Bu sayıda, Uluslararası Enerji Ajansı ve İstanbul Politikalar Merkezi’nin çelik sektörü üzerine yayımladıkları son raporları inceliyoruz. Her iki rapor, sırasıyla uluslararası ve ulusal çelik sektörü gündemine dair güncel bulgular ortaya koyuyor.
İklim Eylem Zirvesi, 20 Eylül’de New York’taki Birleşmiş Milletler (BM) Genel Kurulu sırasında toplandı. 100’den fazla ülke zirveye katılmak için başvuruda bulunurken, başta ABD ve Çin olmak üzere büyük emisyon kaynağı pek çok ülke zirveye katılmadı.
- Bir adım geriden: BM Genel Sekreteri Antonio Guterres, zirve öncesinde Hızlandırma Gündemi’ni ortaya koymuş ve sadece “harekete geçenlerin” ve “uygulamacıların’ zirveye katılmasına izin verileceğini söylemişti.

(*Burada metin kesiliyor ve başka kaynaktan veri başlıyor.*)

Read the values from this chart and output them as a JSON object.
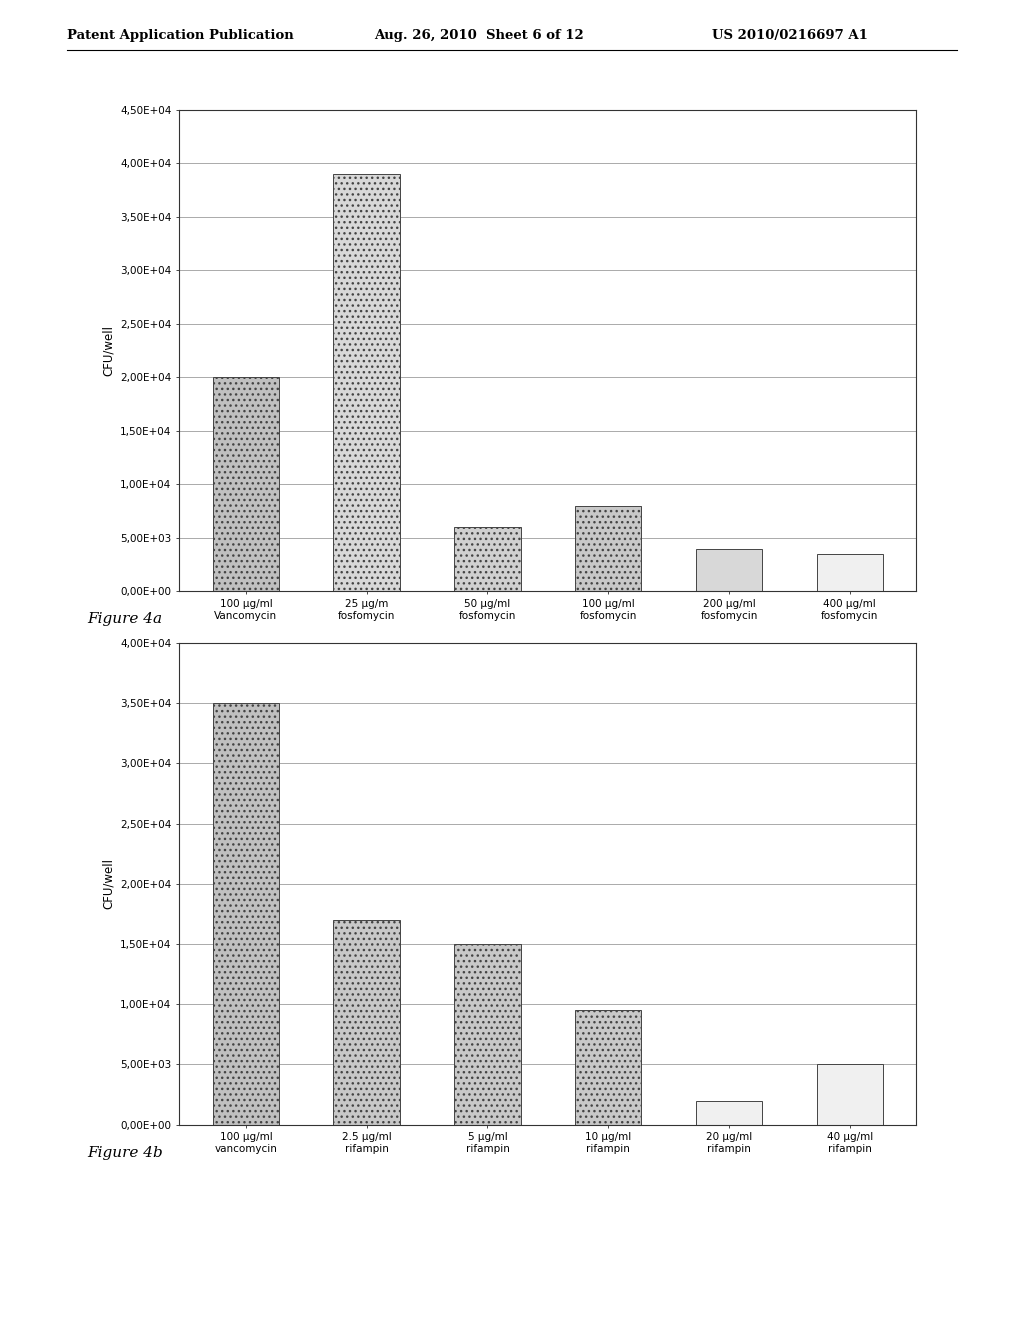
{
  "header_left": "Patent Application Publication",
  "header_mid": "Aug. 26, 2010  Sheet 6 of 12",
  "header_right": "US 2010/0216697 A1",
  "figure4a": {
    "categories": [
      "100 μg/ml\nVancomycin",
      "25 μg/m\nfosfomycin",
      "50 μg/ml\nfosfomycin",
      "100 μg/ml\nfosfomycin",
      "200 μg/ml\nfosfomycin",
      "400 μg/ml\nfosfomycin"
    ],
    "values": [
      20000,
      39000,
      6000,
      8000,
      4000,
      3500
    ],
    "ylabel": "CFU/well",
    "ylim": [
      0,
      45000
    ],
    "yticks": [
      0,
      5000,
      10000,
      15000,
      20000,
      25000,
      30000,
      35000,
      40000,
      45000
    ],
    "ytick_labels": [
      "0,00E+00",
      "5,00E+03",
      "1,00E+04",
      "1,50E+04",
      "2,00E+04",
      "2,50E+04",
      "3,00E+04",
      "3,50E+04",
      "4,00E+04",
      "4,50E+04"
    ],
    "bar_colors": [
      "#c0c0c0",
      "#d8d8d8",
      "#d0d0d0",
      "#c8c8c8",
      "#d8d8d8",
      "#f0f0f0"
    ],
    "hatch": [
      "...",
      "...",
      "...",
      "...",
      "",
      ""
    ],
    "figure_label": "Figure 4a"
  },
  "figure4b": {
    "categories": [
      "100 μg/ml\nvancomycin",
      "2.5 μg/ml\nrifampin",
      "5 μg/ml\nrifampin",
      "10 μg/ml\nrifampin",
      "20 μg/ml\nrifampin",
      "40 μg/ml\nrifampin"
    ],
    "values": [
      35000,
      17000,
      15000,
      9500,
      2000,
      5000
    ],
    "ylabel": "CFU/well",
    "ylim": [
      0,
      40000
    ],
    "yticks": [
      0,
      5000,
      10000,
      15000,
      20000,
      25000,
      30000,
      35000,
      40000
    ],
    "ytick_labels": [
      "0,00E+00",
      "5,00E+03",
      "1,00E+04",
      "1,50E+04",
      "2,00E+04",
      "2,50E+04",
      "3,00E+04",
      "3,50E+04",
      "4,00E+04"
    ],
    "bar_colors": [
      "#c0c0c0",
      "#c8c8c8",
      "#c8c8c8",
      "#c8c8c8",
      "#f0f0f0",
      "#f0f0f0"
    ],
    "hatch": [
      "...",
      "...",
      "...",
      "...",
      "",
      ""
    ],
    "figure_label": "Figure 4b"
  },
  "background_color": "#ffffff",
  "chart_bg": "#ffffff",
  "border_color": "#333333"
}
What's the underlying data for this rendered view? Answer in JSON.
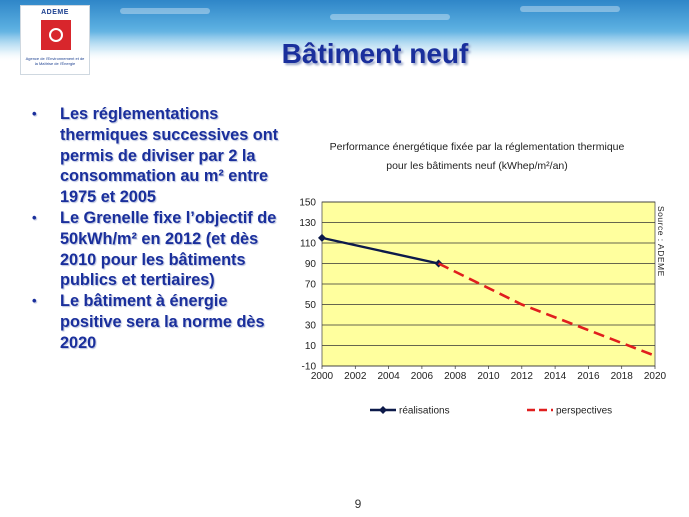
{
  "header": {
    "logo_name": "ADEME",
    "logo_subtitle": "Agence de l'Environnement et de la Maîtrise de l'Énergie",
    "title": "Bâtiment neuf"
  },
  "bullets": [
    "Les réglementations thermiques successives ont permis de diviser par 2 la consommation au m² entre 1975 et 2005",
    "Le Grenelle fixe l’objectif de 50kWh/m² en 2012 (et dès 2010 pour les bâtiments publics et tertiaires)",
    "Le bâtiment à énergie positive sera la norme dès 2020"
  ],
  "chart_data": {
    "type": "line",
    "title": "Performance énergétique fixée par la réglementation thermique pour les bâtiments neuf (kWhep/m²/an)",
    "source_label": "Source : ADEME",
    "xlim": [
      2000,
      2020
    ],
    "ylim": [
      -10,
      150
    ],
    "x_ticks": [
      "2000",
      "2002",
      "2004",
      "2006",
      "2008",
      "2010",
      "2012",
      "2014",
      "2016",
      "2018",
      "2020"
    ],
    "y_ticks": [
      "150",
      "130",
      "110",
      "90",
      "70",
      "50",
      "30",
      "10",
      "-10"
    ],
    "grid": true,
    "plot_background": "#ffff9e",
    "legend_position": "bottom",
    "series": [
      {
        "name": "réalisations",
        "style": "solid",
        "color": "#0d1a4a",
        "marker": "diamond",
        "x": [
          2000,
          2007
        ],
        "y": [
          115,
          90
        ]
      },
      {
        "name": "perspectives",
        "style": "dashed",
        "color": "#e01e1e",
        "marker": "none",
        "x": [
          2007,
          2012,
          2020
        ],
        "y": [
          90,
          50,
          0
        ]
      }
    ]
  },
  "footer": {
    "page_number": "9"
  }
}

- Açıklamalar: Birçok lider, ülkelerin yenilenebilir enerji kaynaklarını artırması gerektiği konusunda hemfikir olurken; kömür, petrol ve gazın kullanımdan kaldırılmasına yönelik ilerlemede fosil yakıt endüstrisinin siyasi etkisinin önemli bir frenleyici olduğunu belirtti.
AB ülkelerinde üretilen güneş ve rüzgâr enerjisindeki artış, Ağustos 2023’te Rusya’dan boru hattı ve LNG yoluyla yapılan toplam gaz ithalatının (33 TWh) %54’ünün yerine geçti.
- Fosil yakıtlara bağımlılık: Yenilenebilir enerji üretimindeki bu genişleme, elektrik üretim karışımını çeşitlendirmenin ötesinde ithal edilen fosil yakıtlara olan bağımlılığın azaltılması olarak da yorumlandı.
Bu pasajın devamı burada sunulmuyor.